Figure 3-6 gives common codes and other symbols that indicate different features in the field. The following codes are used on the map in figure 3-5: 158 Zimmerman series, no slope or erosion 158C Zimmerman series, 6 percent-12 percent slope, no erosion
Modern technology is becoming an increasingly useful tool for soil surveys. Even satellites are employed for remote sensing of earth forms. Such technologies aid, but do not replace, the activities of a soil surveyor doing field mapping.
Mapping Units. Different mapping units are used in soil surveys, depending on how large an area the map or survey covers. For small areas, the mapping units are detailed phases of soil series. For larger-scale maps, the units may be higher levels of the soil taxonomy, like families or great groups. Soil orders are the mapping units on the national soil map in appendix 3. For most county maps, phases of soil series are the basic mapping unit.
For some land, different soils are so mixed that many cannot be separated on the scale of the map. For instance, tiny pockets of one soil may be mixed into a larger soil unit. Therefore, many mapping units contain more than one series, family, or whatever level is being used. One such mapping unit is the soil association. An association consists of one or more major soils and one or more minor soils. For instance, Zimmerman soils usually appear beside two other series called the Isanti and Lino. In this area, glaciers carved out a landscape of fairly level outwash soils (Zimmerman), with scattered poorly drained low spots (Isanti), and other soils. Because they are so mixed with each other, they appear as one mapping unit on some maps as the Zimmerman-Isanti-Lino association.
Soil survey maps are drawn to scale appropriate to the area and detail needed. The larger the scale, the larger the area covered but the less detail offered. Most county surveys are drawn to scales of 1:12,000 to 1:31,680. At the smaller scale, there are about 0.2 miles per map inch (5.28 inches per mile), and the smallest size area that can be practically noted is about one and a half acres. Therefore, small pockets of soil may well differ from what is mapped, a warning to be considered when interpreting a map. Where finer-textured detail is needed, a more exhaustive survey and a map drawn to finer scale may be required.
Soil Survey Reports. A completed soil map becomes part of a soil survey report. A soil survey report has four major parts: a set of soil maps, map legends that explain the map symbols, descriptions of the soils, and use and management reports for each soil. All these parts provide much useful information about the soils, including:
* Taxonomy of the soil--telling the order, suborder, and other classes.
* A brief description of the soil. For instance, for mapping unit 544 in figure 3-5, the Cathro series, the description reads: "The Cathro series consists of very poorly drained soils formed in deposits of herbaceous organic material over loamy sediments in depressions.

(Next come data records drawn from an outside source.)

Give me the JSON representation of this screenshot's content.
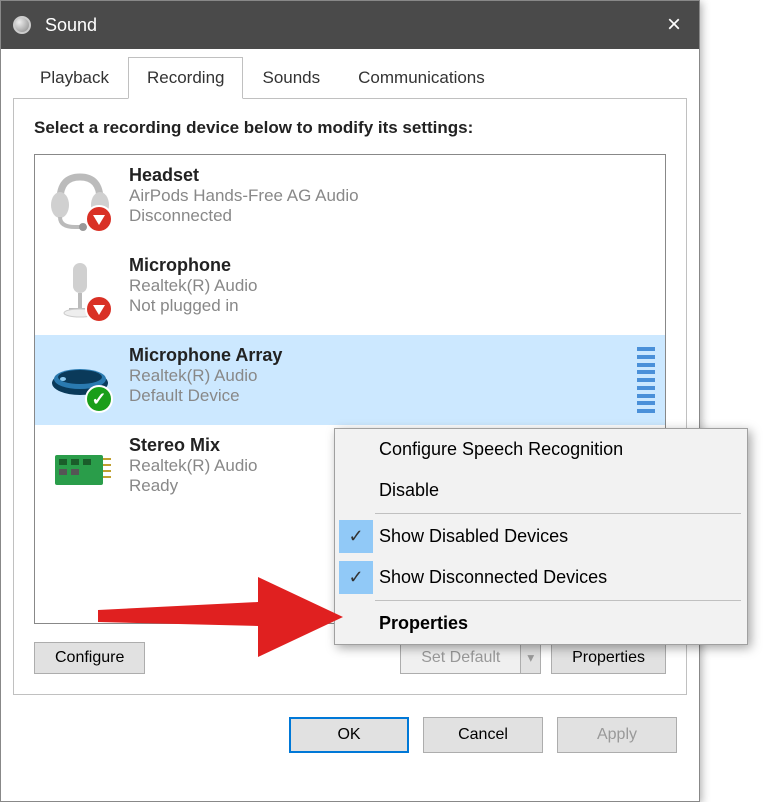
{
  "window": {
    "title": "Sound"
  },
  "tabs": [
    {
      "id": "playback",
      "label": "Playback",
      "active": false
    },
    {
      "id": "recording",
      "label": "Recording",
      "active": true
    },
    {
      "id": "sounds",
      "label": "Sounds",
      "active": false
    },
    {
      "id": "communications",
      "label": "Communications",
      "active": false
    }
  ],
  "instruction": "Select a recording device below to modify its settings:",
  "devices": [
    {
      "id": "headset",
      "name": "Headset",
      "driver": "AirPods Hands-Free AG Audio",
      "status": "Disconnected",
      "icon": "headset-icon",
      "badge": "red",
      "selected": false
    },
    {
      "id": "microphone",
      "name": "Microphone",
      "driver": "Realtek(R) Audio",
      "status": "Not plugged in",
      "icon": "microphone-icon",
      "badge": "red",
      "selected": false
    },
    {
      "id": "mic-array",
      "name": "Microphone Array",
      "driver": "Realtek(R) Audio",
      "status": "Default Device",
      "icon": "mic-array-icon",
      "badge": "green",
      "selected": true,
      "level_meter": true
    },
    {
      "id": "stereo-mix",
      "name": "Stereo Mix",
      "driver": "Realtek(R) Audio",
      "status": "Ready",
      "icon": "stereo-mix-icon",
      "badge": null,
      "selected": false
    }
  ],
  "buttons": {
    "configure": "Configure",
    "set_default": "Set Default",
    "properties": "Properties",
    "ok": "OK",
    "cancel": "Cancel",
    "apply": "Apply"
  },
  "context_menu": {
    "items": [
      {
        "id": "configure-speech",
        "label": "Configure Speech Recognition",
        "checked": false
      },
      {
        "id": "disable",
        "label": "Disable",
        "checked": false
      },
      {
        "separator": true
      },
      {
        "id": "show-disabled",
        "label": "Show Disabled Devices",
        "checked": true
      },
      {
        "id": "show-disconnected",
        "label": "Show Disconnected Devices",
        "checked": true
      },
      {
        "separator": true
      },
      {
        "id": "cm-properties",
        "label": "Properties",
        "bold": true
      }
    ]
  }
}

This soil is black muck 23 inches thick. The substratum is a grayish brown sandy loam. Slopes are less than 2 percent. Most areas are used for woodland."
* Soil properties of each horizon, including texture, bulk density, permeability, available water, pH, salinity, and other features. Engineering properties are also listed.
* Rating of suitability for engineering projects like landfills, buildings, and roads. Problems are mentioned. For instance, the Cathro is listed as poor for most projects because of ponding.
* Suitability for water-management projects like reservoirs, drainage, and irrigation. Problems are mentioned. The Cathro, for instance, is poor for digging aquifer-fed ponds because of a low refill rate.
* Suitability for recreational development like playgrounds and campgrounds. Problems are mentioned. The Cathro is listed as poor because of ponding.
* Potential for cropping, including capability class and projected yields for common crops grown under high management. The Cathro, for instance, cannot be cultivated unless drained. If drained, one can expect 50 bushels of corn per acre, or 55 bushels of oats per acre.
* Woodland suitability, including problems and suggested trees to plant. The Cathro is rated as poor for woodlands, but certain trees that are tolerant of wet soil may be planted.
* Information about good plants for windbreaks.
* Potential as a habitat for wildlife. The Cathro is rated as good for wetland plants and animals, but poor for others.
Survey Report Uses. Soil maps are the heart of good land-use planning. Soil maps give the information needed to make good land-use decisions--whether the decision maker is a national planner or a farmer, home builder, or landscape designer. At the national level, for instance, the USDA has inventoried soil resources of the United States and kept track of them from soil maps.
Engineers also need soil maps. Civil engineers planning a new road will study maps to find routes with good soils for roadbeds. Planning commissions searching for new landfill sites will begin with soil maps.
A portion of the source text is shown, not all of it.